CD, Zoharum, 2008
While there may not seem to be that much happening over the 37-minute span that is Silesian dark ambient producer Hoarfrost’s debut release, “Ground Zero”, it quite rapidly becomes evident that this is entirely the idea: this album is intended to embody the concept of human existence as a disposable commodity. Minimalist though his approach may be, it carries with it an unexpected complexity within its associated atmospheric quality.
The album drags the listener on a journey through an abandoned, desolate wasteland. Degraded, rough electronic impulses stream across yawning chasms, leaving a distinct impression of sonic vertigo in their wake. Crackling, vague signal interference hints at forgotten communications (especially so on “Red Alert” – the only track to utilize any form of vocal sampling) while drawn-out bursts of static rip through the whole on winds of distortion. The included video for “From Here to Ruins” further reinforces this post-human, alien concept: a single viewpoint flashes across rubble and the detritus of a civilization long since consigned to history. Filmed in oversaturated greens and purples set against the dull grey of broken concrete, it carries with it a sense of not belonging, of being a visitor to the scene of some catastrophe – much like the feeling aroused by imagery of the outlying villages and towns around the Chernobyl site. Disaster, destruction and despair all vie for your attention, but it’s the overwhelming sense of loss that prevails – of human existence reduced to nothingness, all its fragility revealed in an instant of annihilation.
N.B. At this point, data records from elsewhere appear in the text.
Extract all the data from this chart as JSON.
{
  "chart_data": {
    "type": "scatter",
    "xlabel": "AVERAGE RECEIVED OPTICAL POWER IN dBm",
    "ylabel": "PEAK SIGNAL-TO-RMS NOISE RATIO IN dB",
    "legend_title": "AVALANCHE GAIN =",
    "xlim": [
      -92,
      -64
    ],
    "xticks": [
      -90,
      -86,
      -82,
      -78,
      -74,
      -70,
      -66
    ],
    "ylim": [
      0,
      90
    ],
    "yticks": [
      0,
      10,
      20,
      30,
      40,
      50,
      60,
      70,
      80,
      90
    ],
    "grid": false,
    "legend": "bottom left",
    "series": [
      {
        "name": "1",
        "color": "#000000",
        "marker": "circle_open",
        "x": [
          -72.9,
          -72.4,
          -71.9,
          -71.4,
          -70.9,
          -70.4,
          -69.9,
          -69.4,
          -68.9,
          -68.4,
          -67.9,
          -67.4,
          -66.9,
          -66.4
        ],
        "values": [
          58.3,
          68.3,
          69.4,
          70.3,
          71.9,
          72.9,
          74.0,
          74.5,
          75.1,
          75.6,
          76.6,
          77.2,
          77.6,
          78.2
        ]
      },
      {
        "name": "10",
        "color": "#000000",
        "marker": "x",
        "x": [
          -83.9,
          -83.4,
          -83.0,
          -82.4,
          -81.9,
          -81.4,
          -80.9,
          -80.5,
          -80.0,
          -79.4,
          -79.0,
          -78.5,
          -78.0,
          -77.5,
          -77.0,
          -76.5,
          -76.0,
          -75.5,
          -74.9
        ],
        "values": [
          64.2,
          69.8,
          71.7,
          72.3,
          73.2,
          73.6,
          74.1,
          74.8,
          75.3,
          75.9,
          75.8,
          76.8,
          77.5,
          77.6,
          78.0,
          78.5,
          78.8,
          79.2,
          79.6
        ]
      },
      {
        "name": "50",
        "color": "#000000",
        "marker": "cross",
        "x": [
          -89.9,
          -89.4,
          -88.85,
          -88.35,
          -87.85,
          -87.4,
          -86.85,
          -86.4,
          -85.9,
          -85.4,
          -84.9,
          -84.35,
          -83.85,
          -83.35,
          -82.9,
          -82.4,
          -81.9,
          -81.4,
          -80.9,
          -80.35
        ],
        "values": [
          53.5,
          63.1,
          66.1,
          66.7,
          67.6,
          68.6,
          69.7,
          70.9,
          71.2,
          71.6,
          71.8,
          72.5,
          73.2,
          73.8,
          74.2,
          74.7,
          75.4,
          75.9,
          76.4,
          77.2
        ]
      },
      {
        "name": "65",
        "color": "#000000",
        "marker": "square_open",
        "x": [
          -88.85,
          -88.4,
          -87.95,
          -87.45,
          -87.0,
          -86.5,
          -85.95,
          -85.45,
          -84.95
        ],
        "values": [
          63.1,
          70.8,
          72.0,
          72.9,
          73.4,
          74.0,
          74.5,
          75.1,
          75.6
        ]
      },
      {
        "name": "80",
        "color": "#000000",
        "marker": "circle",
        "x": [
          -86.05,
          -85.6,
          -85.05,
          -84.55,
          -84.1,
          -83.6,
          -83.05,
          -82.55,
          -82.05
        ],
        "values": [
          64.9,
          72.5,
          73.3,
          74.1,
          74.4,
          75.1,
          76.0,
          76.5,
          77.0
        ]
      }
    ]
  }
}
“Ground Zero” is thus a prime example of uneasy listening music. It is a musical representation of fallout and not something one can ever be comfortable with. It is thought provoking and unsettling, and this is why Hoarfrost will never be hugely popular. A select audience of pessimists will relate to its message, but most will simply wonder why nothing happens for nearly forty minutes, why there are no easily interpreted builds and breaks to dance to, and why they have an uncontrollable urge to drown their sorrows. If anything, “Ground Zero” is anti-ambient. Instead of creating atmosphere, it entirely destroys it.